Taekwondo Menjaga Zlatan Prima

Dilansir dari Bleacher Report, fakta menarik dari Zlatan Ibrahimovic adalah dirinya lebih subur saat berusia 30 tahun dibandingkan saat berusia di bawah 30 tahun. Sebelum menginjak usia 30, Zlatan mencetak total 232 gol dari 528 pertandingan yang dimainkannya. Sedangkan usai melewati usia 30 tahun ia berhasil mencetak 301 gol dalam 372 pertandingan.


Taekwondo adalah salah satu rahasia Zlatan dalam menjaga kestabilan performanya hingga ia berusia 30 tahun.
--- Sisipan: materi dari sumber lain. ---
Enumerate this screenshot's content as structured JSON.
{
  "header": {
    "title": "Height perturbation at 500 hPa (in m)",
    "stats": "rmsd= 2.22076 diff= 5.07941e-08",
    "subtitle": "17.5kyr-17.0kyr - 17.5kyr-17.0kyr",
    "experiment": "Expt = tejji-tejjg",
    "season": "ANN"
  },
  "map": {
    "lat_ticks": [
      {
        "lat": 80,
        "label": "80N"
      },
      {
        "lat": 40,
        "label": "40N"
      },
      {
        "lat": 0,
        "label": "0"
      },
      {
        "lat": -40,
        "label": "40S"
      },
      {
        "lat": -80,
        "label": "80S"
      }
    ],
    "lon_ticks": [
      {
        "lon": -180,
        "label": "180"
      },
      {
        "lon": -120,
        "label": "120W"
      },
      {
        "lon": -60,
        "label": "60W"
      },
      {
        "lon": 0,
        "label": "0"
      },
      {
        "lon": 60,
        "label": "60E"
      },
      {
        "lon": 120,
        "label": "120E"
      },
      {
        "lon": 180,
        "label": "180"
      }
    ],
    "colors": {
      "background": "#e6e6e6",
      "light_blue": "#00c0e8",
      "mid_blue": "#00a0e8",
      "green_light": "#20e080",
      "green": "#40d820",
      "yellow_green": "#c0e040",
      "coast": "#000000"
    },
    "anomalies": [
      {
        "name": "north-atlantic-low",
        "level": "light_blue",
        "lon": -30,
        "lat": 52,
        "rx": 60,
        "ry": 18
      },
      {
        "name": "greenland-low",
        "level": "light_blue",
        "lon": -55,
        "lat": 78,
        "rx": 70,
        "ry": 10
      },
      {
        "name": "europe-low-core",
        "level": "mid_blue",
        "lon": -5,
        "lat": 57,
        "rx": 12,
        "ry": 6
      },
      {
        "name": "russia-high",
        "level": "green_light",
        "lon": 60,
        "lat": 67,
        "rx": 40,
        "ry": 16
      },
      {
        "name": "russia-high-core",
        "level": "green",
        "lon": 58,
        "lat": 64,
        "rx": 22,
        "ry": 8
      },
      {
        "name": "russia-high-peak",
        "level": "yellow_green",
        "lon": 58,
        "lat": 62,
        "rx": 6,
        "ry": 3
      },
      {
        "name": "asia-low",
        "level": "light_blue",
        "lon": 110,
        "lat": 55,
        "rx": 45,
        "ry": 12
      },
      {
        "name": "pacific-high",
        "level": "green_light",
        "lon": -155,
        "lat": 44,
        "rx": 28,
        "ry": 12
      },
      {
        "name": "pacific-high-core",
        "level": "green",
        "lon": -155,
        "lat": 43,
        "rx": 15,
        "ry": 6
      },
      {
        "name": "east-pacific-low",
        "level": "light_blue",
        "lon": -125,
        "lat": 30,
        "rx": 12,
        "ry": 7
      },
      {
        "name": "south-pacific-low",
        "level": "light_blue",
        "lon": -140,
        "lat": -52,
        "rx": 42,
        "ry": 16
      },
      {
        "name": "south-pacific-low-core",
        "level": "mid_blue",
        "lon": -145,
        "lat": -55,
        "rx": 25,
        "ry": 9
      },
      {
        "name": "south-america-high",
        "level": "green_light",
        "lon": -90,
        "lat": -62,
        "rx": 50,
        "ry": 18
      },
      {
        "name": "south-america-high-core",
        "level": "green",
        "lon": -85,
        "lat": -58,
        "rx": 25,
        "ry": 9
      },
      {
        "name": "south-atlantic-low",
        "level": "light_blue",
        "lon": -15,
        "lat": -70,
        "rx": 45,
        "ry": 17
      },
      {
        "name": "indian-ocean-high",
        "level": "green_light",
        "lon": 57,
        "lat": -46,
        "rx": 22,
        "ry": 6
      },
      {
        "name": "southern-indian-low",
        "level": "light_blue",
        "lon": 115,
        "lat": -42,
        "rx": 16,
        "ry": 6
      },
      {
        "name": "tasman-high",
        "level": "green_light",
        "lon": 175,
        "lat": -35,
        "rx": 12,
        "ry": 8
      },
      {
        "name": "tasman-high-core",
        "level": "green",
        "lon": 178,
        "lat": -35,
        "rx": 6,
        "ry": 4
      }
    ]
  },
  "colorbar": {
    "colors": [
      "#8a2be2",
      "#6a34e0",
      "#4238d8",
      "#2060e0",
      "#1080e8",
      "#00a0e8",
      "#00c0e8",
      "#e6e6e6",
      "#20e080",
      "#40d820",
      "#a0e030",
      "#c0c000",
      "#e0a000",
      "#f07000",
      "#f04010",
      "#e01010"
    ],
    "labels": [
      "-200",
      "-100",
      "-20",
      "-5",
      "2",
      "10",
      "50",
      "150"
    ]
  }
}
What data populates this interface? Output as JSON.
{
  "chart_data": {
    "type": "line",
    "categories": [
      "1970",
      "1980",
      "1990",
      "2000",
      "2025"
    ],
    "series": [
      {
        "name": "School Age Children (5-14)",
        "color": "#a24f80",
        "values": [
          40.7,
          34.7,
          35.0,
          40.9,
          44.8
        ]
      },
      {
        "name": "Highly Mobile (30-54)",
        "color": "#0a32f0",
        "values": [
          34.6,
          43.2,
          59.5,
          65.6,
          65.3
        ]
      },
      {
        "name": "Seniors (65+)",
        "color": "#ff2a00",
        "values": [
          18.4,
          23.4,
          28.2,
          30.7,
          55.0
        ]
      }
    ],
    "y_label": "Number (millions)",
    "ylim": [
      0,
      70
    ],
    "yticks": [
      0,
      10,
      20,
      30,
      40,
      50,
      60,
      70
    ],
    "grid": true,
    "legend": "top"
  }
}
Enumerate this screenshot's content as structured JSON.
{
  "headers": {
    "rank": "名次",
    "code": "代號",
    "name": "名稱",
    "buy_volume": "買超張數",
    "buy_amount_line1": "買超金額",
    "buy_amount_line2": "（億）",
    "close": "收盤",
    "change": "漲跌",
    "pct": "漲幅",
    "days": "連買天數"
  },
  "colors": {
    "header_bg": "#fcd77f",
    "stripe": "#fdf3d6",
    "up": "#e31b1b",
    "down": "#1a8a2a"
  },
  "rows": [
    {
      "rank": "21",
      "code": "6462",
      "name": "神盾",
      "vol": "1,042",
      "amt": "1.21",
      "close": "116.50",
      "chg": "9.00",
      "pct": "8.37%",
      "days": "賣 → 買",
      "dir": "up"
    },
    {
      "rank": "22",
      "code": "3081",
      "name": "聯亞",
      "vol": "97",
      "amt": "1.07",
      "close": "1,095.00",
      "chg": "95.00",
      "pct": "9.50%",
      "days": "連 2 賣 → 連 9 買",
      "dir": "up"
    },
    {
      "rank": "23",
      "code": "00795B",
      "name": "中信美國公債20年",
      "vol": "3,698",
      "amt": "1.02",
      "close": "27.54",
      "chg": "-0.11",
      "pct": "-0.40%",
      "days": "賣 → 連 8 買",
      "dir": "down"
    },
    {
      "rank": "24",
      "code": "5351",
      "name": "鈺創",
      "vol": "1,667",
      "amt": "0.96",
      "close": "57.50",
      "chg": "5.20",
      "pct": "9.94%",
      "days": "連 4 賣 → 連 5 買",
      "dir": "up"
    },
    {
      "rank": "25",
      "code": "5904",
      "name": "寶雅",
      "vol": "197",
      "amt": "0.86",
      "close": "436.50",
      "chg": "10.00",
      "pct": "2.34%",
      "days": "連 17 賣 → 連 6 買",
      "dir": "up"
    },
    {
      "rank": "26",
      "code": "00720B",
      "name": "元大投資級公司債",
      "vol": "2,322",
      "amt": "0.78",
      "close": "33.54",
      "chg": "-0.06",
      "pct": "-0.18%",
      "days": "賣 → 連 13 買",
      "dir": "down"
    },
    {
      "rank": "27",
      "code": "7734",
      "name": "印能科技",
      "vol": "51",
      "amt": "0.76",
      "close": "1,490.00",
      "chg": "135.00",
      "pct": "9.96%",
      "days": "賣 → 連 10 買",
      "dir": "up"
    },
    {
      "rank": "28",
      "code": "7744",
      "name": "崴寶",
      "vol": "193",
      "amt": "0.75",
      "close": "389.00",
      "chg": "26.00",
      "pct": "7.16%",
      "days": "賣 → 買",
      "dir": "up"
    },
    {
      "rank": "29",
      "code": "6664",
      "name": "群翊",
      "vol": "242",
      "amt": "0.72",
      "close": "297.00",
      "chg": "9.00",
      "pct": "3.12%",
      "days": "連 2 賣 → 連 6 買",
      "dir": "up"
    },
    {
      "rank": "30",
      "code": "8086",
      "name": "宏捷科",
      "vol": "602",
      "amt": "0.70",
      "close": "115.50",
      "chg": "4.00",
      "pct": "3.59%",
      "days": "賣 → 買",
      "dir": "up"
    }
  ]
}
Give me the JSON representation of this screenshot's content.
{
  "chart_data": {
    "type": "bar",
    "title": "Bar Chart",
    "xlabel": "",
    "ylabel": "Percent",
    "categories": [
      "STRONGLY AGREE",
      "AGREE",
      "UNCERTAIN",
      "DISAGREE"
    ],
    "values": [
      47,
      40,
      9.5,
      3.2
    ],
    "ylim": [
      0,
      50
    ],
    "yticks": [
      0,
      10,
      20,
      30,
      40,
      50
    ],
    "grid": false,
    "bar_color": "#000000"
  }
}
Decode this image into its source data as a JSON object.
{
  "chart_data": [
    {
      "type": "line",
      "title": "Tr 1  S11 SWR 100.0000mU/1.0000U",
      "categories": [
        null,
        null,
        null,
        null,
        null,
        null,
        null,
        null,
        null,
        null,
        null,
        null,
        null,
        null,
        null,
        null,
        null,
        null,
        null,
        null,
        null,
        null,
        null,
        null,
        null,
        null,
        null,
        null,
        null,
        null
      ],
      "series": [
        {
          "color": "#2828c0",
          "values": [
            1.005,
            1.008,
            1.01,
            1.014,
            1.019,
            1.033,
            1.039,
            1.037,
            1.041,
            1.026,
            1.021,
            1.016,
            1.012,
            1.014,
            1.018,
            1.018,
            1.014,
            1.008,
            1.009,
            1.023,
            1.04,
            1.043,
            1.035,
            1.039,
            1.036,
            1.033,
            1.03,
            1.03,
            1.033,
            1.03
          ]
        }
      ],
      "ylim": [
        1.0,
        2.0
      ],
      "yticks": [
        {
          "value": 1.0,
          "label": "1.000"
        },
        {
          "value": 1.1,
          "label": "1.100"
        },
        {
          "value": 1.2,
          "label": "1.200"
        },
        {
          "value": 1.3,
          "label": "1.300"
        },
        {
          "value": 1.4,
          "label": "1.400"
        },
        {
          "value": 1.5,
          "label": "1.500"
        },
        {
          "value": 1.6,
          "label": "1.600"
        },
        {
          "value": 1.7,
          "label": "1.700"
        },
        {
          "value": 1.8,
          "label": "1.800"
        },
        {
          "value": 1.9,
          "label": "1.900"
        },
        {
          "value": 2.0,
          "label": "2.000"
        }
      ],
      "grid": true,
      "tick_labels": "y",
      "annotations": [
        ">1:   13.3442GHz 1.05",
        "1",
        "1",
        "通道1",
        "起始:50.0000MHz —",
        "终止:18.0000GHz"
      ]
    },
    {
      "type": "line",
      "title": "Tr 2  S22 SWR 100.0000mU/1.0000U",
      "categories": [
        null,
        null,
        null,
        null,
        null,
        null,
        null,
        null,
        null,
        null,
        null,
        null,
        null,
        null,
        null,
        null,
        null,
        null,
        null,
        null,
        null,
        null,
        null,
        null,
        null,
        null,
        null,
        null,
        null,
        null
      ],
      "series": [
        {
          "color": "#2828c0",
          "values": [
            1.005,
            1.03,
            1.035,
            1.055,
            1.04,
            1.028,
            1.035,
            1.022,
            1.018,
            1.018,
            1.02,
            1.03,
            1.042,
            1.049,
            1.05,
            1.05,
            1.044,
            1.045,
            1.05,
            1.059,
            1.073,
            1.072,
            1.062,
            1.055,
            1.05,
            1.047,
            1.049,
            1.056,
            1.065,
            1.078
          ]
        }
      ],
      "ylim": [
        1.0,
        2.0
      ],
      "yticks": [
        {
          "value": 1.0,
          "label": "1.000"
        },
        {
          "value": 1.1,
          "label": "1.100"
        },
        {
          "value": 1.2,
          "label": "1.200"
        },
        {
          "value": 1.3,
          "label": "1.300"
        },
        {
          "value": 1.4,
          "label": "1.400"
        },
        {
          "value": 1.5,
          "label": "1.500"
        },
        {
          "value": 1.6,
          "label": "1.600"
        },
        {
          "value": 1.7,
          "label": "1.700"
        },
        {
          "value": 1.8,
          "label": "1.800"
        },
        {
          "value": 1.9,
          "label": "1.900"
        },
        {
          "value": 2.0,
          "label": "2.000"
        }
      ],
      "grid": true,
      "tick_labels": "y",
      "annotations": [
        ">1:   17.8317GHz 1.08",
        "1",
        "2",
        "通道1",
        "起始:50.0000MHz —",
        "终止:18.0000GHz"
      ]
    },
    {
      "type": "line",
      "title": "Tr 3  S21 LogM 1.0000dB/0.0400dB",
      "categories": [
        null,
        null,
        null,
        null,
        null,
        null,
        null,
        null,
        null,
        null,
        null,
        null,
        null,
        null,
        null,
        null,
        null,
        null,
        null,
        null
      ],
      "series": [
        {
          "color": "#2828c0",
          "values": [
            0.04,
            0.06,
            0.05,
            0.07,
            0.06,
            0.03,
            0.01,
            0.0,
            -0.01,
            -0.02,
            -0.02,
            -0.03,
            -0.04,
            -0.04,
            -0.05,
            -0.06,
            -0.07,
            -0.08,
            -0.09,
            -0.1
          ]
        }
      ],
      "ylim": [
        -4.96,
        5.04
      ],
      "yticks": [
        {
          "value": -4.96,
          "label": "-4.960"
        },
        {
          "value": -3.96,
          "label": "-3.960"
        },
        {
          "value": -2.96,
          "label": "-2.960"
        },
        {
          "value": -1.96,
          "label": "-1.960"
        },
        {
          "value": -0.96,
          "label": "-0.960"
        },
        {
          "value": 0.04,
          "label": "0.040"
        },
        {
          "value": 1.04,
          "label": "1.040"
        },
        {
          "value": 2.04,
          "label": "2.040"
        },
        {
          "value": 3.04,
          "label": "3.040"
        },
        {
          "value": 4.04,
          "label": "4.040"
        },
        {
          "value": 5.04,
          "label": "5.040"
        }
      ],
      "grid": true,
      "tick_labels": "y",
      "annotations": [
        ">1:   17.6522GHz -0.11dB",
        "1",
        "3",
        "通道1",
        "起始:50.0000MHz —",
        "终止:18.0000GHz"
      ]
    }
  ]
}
Dilansir dari Kumparan.com, dengan berlatih Taekwondo otot, tulang, tendon dan ligamen akan menjadi lebih kuat. Hal ini terkait dengan peningkatan stamina pada tubuhnya yang memungkinkan Zlatan menunjukkan kemampuannya secara maksimal selama bertanding.

Zlatan memang memiliki tempat pelatihan Taekwondo sendiri di rumahnya. Dia sering muncul di media sosialnya saat berlatih Taekwondo di waktu luangnya. Zlatan sendiri sudah lama berkecimpung dalam olahraga Taekwondo. Ia bahkan memegang sabuk hitam Taekwondo di negara asalnya, Swedia.

Perpaduan kondisi tubuh yang bagus dan pengalaman bermain di berbagai negara membuat Zlatan tetap menjadi penyerang berbahaya meski telah berusia hampir 40 tahun. Ambisi Zlatan untuk membawa AC Milan ke arah yang benar seharusnya bukan hanya omong kosong yang tidak mungkin dia lakukan. Zlatan masih berpeluang bersaing memperebutkan gelar pencetak gol terbanyak di Serie A musim depan.

"Jadi Anda pikir saya sudah selesai, bahwa karier saya akan segera berakhir? Anda tidak mengenal saya! Sepanjang hidup saya, saya harus berjuang. Tidak ada yang mempercayai saya, jadi saya harus percaya pada diri saya sendiri," kata Zlatan dalam sebuah wawancara. . Sepak Bola Italia.